Performance monitoring lets you know if the service is degraded but not entirely down, and it helps you troubleshoot and proactively counteract performance issues. Sifter uses Skylight to monitor application performance. It’s an invaluable tool that helps you stay in front of potential problems by exposing performance issues before they become huge problems. That way you can take care of things on your schedule rather than abruptly address performance issues when they’ve already started to affect customers.

There are two layers to performance monitoring: front-end and back-end. It’s a well-known fact that front-end performance can have a significant impact on business.
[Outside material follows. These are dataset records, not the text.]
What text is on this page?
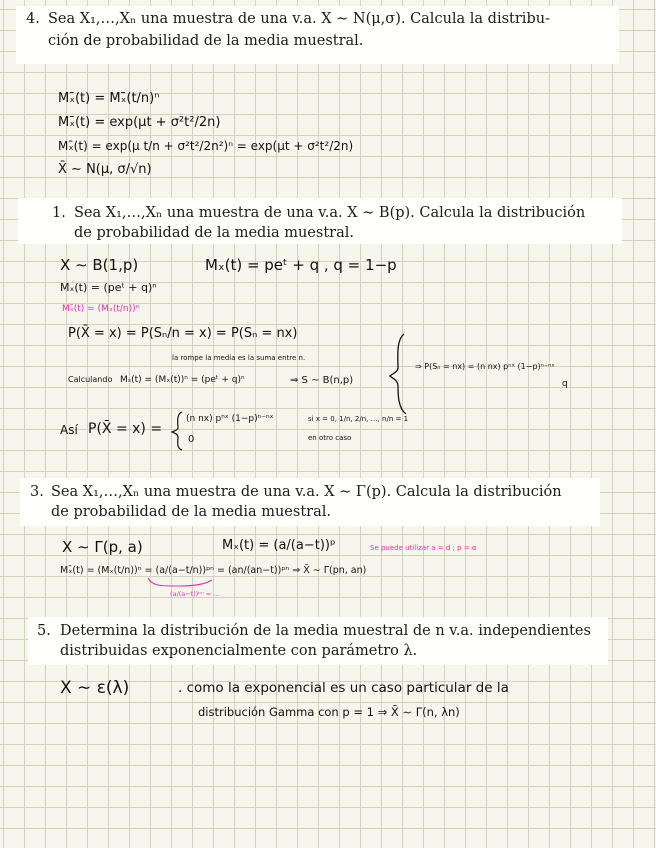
4. Sea X₁,…,Xₙ una muestra de una v.a. X ∼ N(μ,σ). Calcula la distribu-
ción de probabilidad de la media muestral.
Mₓ̄(t) = Mₓ̄(t/n)ⁿ
Mₓ̄(t) = exp(μt + σ²t²/2n)
Mₓ̄(t) = exp(μ t/n + σ²t²/2n²)ⁿ = exp(μt + σ²t²/2n)
X̄ ∼ N(μ, σ/√n)
1. Sea X₁,…,Xₙ una muestra de una v.a. X ∼ B(p). Calcula la distribución
de probabilidad de la media muestral.
X ∼ B(1,p)	Mₓ(t) = peᵗ + q , q = 1−p
Mₓ(t) = (peᵗ + q)ⁿ
Mₓ̄(t) = (Mₓ(t/n))ⁿ
P(X̄ = x) = P(Sₙ/n = x) = P(Sₙ = nx)
la rompe la media es la suma entre n.
Calculando Mₛ(t) = (Mₓ(t))ⁿ = (peᵗ + q)ⁿ	⇒ S ∼ B(n,p)
⇒ P(Sₙ = nx) = (n nx) pⁿˣ (1−p)ⁿ⁻ⁿˣ
q
Así P(X̄ = x) =
(n nx) pⁿˣ (1−p)ⁿ⁻ⁿˣ	si x = 0, 1/n, 2/n, …, n/n = 1
0	en otro caso
3. Sea X₁,…,Xₙ una muestra de una v.a. X ∼ Γ(p). Calcula la distribución
de probabilidad de la media muestral.
X ∼ Γ(p, a)	Mₓ(t) = (a/(a−t))ᵖ	Se puede utilizar a = d ; p = α
Mₓ̄(t) = (Mₓ(t/n))ⁿ = (a/(a−t/n))ᵖⁿ = (an/(an−t))ᵖⁿ ⇒ X̄ ∼ Γ(pn, an)
(a/(a−t))ᵖⁿ = ...
5. Determina la distribución de la media muestral de n v.a. independientes
distribuidas exponencialmente con parámetro λ.
X ∼ ε(λ)	. como la exponencial es un caso particular de la
distribución Gamma con p = 1 ⇒ X̄ ∼ Γ(n, λn)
So, in addition to monitoring back-end performance, you’ll also need to employ tools to monitor front-end performance. That way, if you push a new release with some code that starts slowing things down on the front-end, you’ll be alerted to that as well.

Traffic Monitoring

You know that your application is up and running, but do you know if anyone is actually using it? What if your traffic dramatically falls overnight? Do you know which browsers your customers are using? All of these things affect your ability to deliver a great product.

I imagine that most professionals who’ve ever built a website have set up analytics of some kind. Tools for analytics can help monitor traffic, help you understand technology baselines, and offer other insights into how people use your application. But they’re really easy to overlook, what with everything else you have on your plate. I’ve read plenty of stories about people who launched their site and only then realized they had forgotten to install their analytics code. Analytics may seem like little more than vanity metrics on the surface, but once your business is up and running, the information becomes exponentially more useful.
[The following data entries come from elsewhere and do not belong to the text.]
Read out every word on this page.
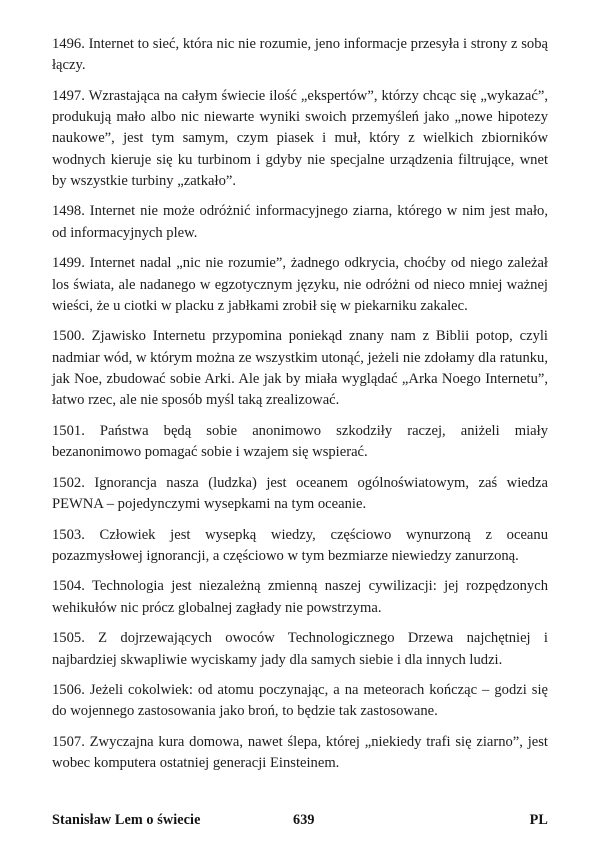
1496. Internet to sieć, która nic nie rozumie, jeno informacje przesyła i strony z sobą łączy.

1497. Wzrastająca na całym świecie ilość „ekspertów”, którzy chcąc się „wykazać”, produkują mało albo nic niewarte wyniki swoich przemyśleń jako „nowe hipotezy naukowe”, jest tym samym, czym piasek i muł, który z wielkich zbiorników wodnych kieruje się ku turbinom i gdyby nie specjalne urządzenia filtrujące, wnet by wszystkie turbiny „zatkało”.

1498. Internet nie może odróżnić informacyjnego ziarna, którego w nim jest mało, od informacyjnych plew.

1499. Internet nadal „nic nie rozumie”, żadnego odkrycia, choćby od niego zależał los świata, ale nadanego w egzotycznym języku, nie odróżni od nieco mniej ważnej wieści, że u ciotki w placku z jabłkami zrobił się w piekarniku zakalec.

1500. Zjawisko Internetu przypomina poniekąd znany nam z Biblii potop, czyli nadmiar wód, w którym można ze wszystkim utonąć, jeżeli nie zdołamy dla ratunku, jak Noe, zbudować sobie Arki. Ale jak by miała wyglądać „Arka Noego Internetu”, łatwo rzec, ale nie sposób myśl taką zrealizować.

1501. Państwa będą sobie anonimowo szkodziły raczej, aniżeli miały bezanonimowo pomagać sobie i wzajem się wspierać.

1502. Ignorancja nasza (ludzka) jest oceanem ogólnoświatowym, zaś wiedza PEWNA – pojedynczymi wysepkami na tym oceanie.

1503. Człowiek jest wysepką wiedzy, częściowo wynurzoną z oceanu pozazmysłowej ignorancji, a częściowo w tym bezmiarze niewiedzy zanurzoną.

1504. Technologia jest niezależną zmienną naszej cywilizacji: jej rozpędzonych wehikułów nic prócz globalnej zagłady nie powstrzyma.

1505. Z dojrzewających owoców Technologicznego Drzewa najchętniej i najbardziej skwapliwie wyciskamy jady dla samych siebie i dla innych ludzi.

1506. Jeżeli cokolwiek: od atomu poczynając, a na meteorach kończąc – godzi się do wojennego zastosowania jako broń, to będzie tak zastosowane.

1507. Zwyczajna kura domowa, nawet ślepa, której „niekiedy trafi się ziarno”, jest wobec komputera ostatniej generacji Einsteinem.

Stanisław Lem o świecie	639	PL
Sifter uses Google Analytics to evaluate the marketing site’s incoming traffic. When we ran ad campaigns, it helped us understand which sites and campaigns sent the highest-quality traffic based on the average length of someone’s visit, the number of page views, the number of new visitors, and the conversion rate. The key to success with these metrics is to look for changes over time. Unless you have thousands of visitors a day, it’s dangerous to read too much into numbers collected from a single day.

Business Analytics

When you’re confident with all the other tools, you can move on to learning as much as possible about how people use your application, and you can start keeping an eye on business and activity metrics. Imagine for a moment that your site’s conversion rate were to drop from 5% to 1% soon after a new release. That’s probably almost as significant to you as your site being offline. It might not prevent your customers from buying your product, but you’ll need a solution as quickly as possible.

Some analytics tools can be extended to provide a level of business insight, but if you want in-depth business metrics, you’re probably best off with a dedicated business analytics tool. Depending on your application, there’s a good chance there are several usage and activity metrics that can help assure you that everything’s running smoothly and your customers are happy. It’s just as important to be alerted of changes in these numbers as it is if your application were to go offline.

The Power of Knowledge

Once your site is live, it’s easy to focus on things like customer feedback and feature requests, but your application’s performance can be just as relevant. These tools help you stay ahead of problems–or at least keep you in the loop as problems occur. When you have a small team, it’s much more difficult to put out fires than to spend a little bit of time each day making sure everything is running smoothly. If you make the effort of setting up these tools, your site will run more efficiently, and you’ll be able to approach any issues proactively rather than reactively.

You’re going to be juggling a lot of tasks. The more monitoring and alerting you can automate and push off on to machines, the better. That way you can stay focused on improving the business rather than monitoring its pulse.